Nos sociétés ont le hoquet. Alors, chacun.e y va de sa petite recette miracle pour sortir de cette crise de démocratie, qui touche certes l’ensemble du globe, mais qui s’alourdit encore de nos spécificités nationales. Parmi les solutions « Yaka », celle du tirage au sort de citoyen.ne.s invité.e.s à constituer une assemblée, peine à convaincre. Comme dirait ma collègue : le tirage au sort, avec ou sans boules, avec ou sans bol, sera-t-il une nouvelle chance pour la démocratie ? Le scepticisme est de mise.
Tout d’abord, cela présuppose que « le peuple » serait détaché de la chose politique et que cela comblerait son manque d’implication. Or, si l’on observe en effet une lassitude, de la colère ou un rejet d’une certaine élite politique, tant les mouvements sociaux, les grèves, que les multiples mobilisations de la société civile démontrent a contrario que les citoyen.ne.s s’estiment concerné.e.s au premier chef par le politique, mais aussi que les « corps intermédiaires » jouent leur rôle. C’est davantage l’écart entre la vision d’une certaine politique dictée par la financiarisation de l’économie et ses effets délétères, ou une représentativité quelquefois perçue comme trop éloignée des réalités de terrain, qui posent problème. Les répercutions d’ordre économique pesant proportionnellement davantage sur les classes moyennes et inférieures, que sur les fameux 1 % de nantis, qui ne contribuent pas équitablement au système.

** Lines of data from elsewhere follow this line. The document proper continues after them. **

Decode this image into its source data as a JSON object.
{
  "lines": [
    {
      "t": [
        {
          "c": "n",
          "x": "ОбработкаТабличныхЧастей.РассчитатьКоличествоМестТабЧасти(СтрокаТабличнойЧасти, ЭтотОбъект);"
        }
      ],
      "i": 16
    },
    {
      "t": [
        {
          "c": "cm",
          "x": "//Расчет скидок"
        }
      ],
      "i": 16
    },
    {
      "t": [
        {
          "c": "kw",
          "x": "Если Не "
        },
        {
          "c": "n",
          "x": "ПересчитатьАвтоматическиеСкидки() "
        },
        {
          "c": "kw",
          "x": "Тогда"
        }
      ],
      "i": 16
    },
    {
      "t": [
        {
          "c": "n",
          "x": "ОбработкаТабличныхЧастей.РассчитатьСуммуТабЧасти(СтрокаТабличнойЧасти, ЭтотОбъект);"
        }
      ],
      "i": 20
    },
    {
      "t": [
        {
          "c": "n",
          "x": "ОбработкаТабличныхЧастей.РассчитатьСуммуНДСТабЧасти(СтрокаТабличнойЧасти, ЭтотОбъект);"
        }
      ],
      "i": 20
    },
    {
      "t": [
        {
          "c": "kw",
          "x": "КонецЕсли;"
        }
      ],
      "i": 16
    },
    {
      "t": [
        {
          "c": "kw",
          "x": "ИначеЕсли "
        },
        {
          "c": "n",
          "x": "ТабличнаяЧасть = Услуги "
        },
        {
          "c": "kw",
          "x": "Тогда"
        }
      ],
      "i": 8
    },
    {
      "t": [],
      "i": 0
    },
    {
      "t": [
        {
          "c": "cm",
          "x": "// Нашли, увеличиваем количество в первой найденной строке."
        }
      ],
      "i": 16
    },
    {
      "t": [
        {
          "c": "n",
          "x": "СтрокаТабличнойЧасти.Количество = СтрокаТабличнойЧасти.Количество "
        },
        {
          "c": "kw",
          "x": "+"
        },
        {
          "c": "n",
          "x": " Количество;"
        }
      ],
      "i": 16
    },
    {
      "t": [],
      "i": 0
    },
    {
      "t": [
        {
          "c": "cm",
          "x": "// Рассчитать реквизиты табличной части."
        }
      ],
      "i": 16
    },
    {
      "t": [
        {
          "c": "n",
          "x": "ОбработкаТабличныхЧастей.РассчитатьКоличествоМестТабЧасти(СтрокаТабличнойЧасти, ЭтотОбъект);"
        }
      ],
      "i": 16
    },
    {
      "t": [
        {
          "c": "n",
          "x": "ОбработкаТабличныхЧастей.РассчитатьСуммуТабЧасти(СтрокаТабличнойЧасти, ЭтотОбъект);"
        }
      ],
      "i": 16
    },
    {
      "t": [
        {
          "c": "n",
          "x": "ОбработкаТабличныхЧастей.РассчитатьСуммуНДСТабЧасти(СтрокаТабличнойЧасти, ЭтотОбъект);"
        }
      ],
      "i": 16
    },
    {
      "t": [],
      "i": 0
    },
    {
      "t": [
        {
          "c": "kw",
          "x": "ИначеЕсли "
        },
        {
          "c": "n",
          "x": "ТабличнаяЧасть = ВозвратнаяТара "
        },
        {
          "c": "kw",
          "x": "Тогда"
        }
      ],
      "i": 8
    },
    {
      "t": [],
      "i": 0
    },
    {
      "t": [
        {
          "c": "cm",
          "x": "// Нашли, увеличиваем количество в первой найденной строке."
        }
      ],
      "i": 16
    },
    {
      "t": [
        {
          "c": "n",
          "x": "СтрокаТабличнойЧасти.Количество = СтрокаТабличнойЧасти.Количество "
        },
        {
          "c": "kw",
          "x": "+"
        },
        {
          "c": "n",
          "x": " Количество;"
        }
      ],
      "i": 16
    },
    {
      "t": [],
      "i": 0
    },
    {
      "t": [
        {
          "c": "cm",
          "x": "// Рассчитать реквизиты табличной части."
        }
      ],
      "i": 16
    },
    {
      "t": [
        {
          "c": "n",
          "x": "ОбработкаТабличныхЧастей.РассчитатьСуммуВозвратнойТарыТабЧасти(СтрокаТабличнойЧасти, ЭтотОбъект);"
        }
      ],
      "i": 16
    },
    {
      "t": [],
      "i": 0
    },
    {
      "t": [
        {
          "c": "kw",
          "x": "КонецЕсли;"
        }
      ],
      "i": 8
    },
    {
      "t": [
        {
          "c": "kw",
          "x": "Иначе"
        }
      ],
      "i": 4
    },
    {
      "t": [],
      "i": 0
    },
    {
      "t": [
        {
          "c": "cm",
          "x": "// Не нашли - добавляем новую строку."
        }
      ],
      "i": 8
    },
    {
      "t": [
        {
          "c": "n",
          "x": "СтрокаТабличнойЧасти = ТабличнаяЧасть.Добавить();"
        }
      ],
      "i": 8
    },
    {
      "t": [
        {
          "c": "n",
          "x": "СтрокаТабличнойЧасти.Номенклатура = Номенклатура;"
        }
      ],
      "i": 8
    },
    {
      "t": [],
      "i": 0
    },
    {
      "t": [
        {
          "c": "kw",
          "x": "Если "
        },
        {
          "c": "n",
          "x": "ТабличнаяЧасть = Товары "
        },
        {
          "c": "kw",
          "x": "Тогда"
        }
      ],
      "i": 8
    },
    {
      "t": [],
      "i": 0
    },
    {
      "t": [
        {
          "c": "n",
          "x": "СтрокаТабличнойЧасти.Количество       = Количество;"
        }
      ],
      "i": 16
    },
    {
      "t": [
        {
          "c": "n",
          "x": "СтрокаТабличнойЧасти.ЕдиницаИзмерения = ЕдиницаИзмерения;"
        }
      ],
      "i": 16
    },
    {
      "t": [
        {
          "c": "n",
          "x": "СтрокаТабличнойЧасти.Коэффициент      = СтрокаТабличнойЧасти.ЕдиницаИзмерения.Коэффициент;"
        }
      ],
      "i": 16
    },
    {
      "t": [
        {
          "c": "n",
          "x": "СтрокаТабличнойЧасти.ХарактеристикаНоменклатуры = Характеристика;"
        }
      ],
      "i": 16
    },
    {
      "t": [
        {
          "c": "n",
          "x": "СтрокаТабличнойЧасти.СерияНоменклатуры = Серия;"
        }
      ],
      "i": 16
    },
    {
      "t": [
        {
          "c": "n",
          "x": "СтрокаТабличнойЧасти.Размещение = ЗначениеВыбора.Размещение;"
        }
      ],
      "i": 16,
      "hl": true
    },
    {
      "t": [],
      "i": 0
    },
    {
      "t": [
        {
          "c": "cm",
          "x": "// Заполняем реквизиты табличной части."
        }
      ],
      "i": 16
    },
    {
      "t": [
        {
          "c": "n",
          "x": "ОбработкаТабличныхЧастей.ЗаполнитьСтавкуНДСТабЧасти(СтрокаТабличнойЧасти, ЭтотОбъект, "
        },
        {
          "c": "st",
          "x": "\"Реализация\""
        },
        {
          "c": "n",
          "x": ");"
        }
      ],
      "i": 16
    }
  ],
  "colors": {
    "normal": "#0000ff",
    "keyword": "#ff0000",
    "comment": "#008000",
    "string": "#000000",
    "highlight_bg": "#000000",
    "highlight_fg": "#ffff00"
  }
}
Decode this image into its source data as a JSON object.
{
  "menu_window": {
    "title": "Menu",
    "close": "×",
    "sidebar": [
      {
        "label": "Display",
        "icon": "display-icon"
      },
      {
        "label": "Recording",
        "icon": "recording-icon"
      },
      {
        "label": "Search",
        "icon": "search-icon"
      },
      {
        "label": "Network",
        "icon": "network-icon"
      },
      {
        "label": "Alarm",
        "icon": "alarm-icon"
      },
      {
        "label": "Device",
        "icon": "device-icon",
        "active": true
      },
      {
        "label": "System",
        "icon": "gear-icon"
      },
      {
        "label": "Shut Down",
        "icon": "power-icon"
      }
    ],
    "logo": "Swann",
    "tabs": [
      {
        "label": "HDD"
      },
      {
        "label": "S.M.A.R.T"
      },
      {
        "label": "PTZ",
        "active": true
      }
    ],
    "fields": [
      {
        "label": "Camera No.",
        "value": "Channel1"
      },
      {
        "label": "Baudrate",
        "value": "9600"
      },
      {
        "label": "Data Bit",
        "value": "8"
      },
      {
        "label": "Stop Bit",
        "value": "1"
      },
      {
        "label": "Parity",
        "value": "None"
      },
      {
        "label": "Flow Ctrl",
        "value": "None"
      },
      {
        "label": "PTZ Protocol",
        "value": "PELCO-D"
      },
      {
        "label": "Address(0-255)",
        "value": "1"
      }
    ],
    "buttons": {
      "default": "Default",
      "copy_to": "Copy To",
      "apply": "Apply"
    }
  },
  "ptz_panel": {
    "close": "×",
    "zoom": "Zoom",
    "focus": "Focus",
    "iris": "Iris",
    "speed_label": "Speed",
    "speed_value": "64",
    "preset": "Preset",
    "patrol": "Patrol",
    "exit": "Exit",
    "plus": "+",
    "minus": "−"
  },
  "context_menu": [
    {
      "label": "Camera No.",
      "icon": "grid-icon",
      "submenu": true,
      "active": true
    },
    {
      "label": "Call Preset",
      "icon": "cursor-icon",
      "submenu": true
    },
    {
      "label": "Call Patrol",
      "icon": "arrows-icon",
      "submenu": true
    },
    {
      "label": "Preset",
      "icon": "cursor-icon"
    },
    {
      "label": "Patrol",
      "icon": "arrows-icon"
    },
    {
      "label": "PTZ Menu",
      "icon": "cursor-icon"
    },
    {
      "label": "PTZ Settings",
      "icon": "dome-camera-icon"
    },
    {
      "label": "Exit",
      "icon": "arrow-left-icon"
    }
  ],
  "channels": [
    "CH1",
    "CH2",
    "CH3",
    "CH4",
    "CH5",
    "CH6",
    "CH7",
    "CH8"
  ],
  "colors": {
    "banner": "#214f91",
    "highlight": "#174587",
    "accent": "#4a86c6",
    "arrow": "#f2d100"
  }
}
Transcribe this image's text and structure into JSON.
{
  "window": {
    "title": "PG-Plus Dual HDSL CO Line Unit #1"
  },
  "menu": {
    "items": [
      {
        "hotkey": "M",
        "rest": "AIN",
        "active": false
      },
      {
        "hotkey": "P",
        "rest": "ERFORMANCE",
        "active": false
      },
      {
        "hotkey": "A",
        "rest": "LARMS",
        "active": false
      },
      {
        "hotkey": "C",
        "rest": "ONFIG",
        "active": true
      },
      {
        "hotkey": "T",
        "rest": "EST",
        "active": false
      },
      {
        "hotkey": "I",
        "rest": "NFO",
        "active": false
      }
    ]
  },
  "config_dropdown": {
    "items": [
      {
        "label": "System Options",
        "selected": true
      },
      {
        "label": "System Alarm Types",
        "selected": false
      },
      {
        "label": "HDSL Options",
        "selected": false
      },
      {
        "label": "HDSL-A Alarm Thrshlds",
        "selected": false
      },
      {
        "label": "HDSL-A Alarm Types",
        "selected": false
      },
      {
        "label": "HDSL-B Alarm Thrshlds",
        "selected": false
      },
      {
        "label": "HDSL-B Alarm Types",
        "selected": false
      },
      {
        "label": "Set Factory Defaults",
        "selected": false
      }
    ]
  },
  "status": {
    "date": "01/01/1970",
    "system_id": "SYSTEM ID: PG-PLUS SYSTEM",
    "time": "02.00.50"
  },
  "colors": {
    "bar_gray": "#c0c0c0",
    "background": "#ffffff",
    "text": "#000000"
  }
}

Ce sont plutôt les dérives des rouages démocratiques qui interpellent, davantage que la démocratie représentative en tant que telle. D’ailleurs, en quoi serions-nous mieux représentés par des personnes tirées au sort pour exécuter une mission qui nécessite, selon les portefeuilles, une technicité certaine ? S’imprégner d’une problématique pour y adjoindre des solutions prend du temps ! Autre bémol : les interventions de ces assemblées citoyennes sont souvent basées sur des missions axées sur le court terme.
Or, là encore, il nous semble que ce qui manque à notre système politique démocratique, c’est une mémoire des actions entreprises et des répercussions sur l’histoire, davantage que du court-termisme. Tous les quatre ou cinq ans, de nouveaux et nouvelles élu.e.s et ministres concoctent leurs programmes, dont la succession ne garantit pas toujours la continuité de l’action. L’évolution de nos sociétés nécessite bien entendu une adaptation des textes de loi, mais évitons peut-être de réinventer la roue lorsque ce n’est pas nécessaire ou de réitérer les erreurs du passé. Parmi les pistes intéressantes à exploiter, celle d’une chambre « du long cours », qui serait en quelque sorte notre mémoire quant aux choix politiques qui exigent une continuité – songeons aux actions à adopter pour le changement climatique, par exemple – pourrait permettre d’atteindre les objectifs dont le terme dépasse celui de la cadence électoraliste. Couplé à un processus citoyen délibératif, mais permanent et non lié à des projets ponctuels, tel celui opté par la Communauté germanophone de Belgique, ces nouvelles instances pourraient alors présenter une force de proposition novatrice.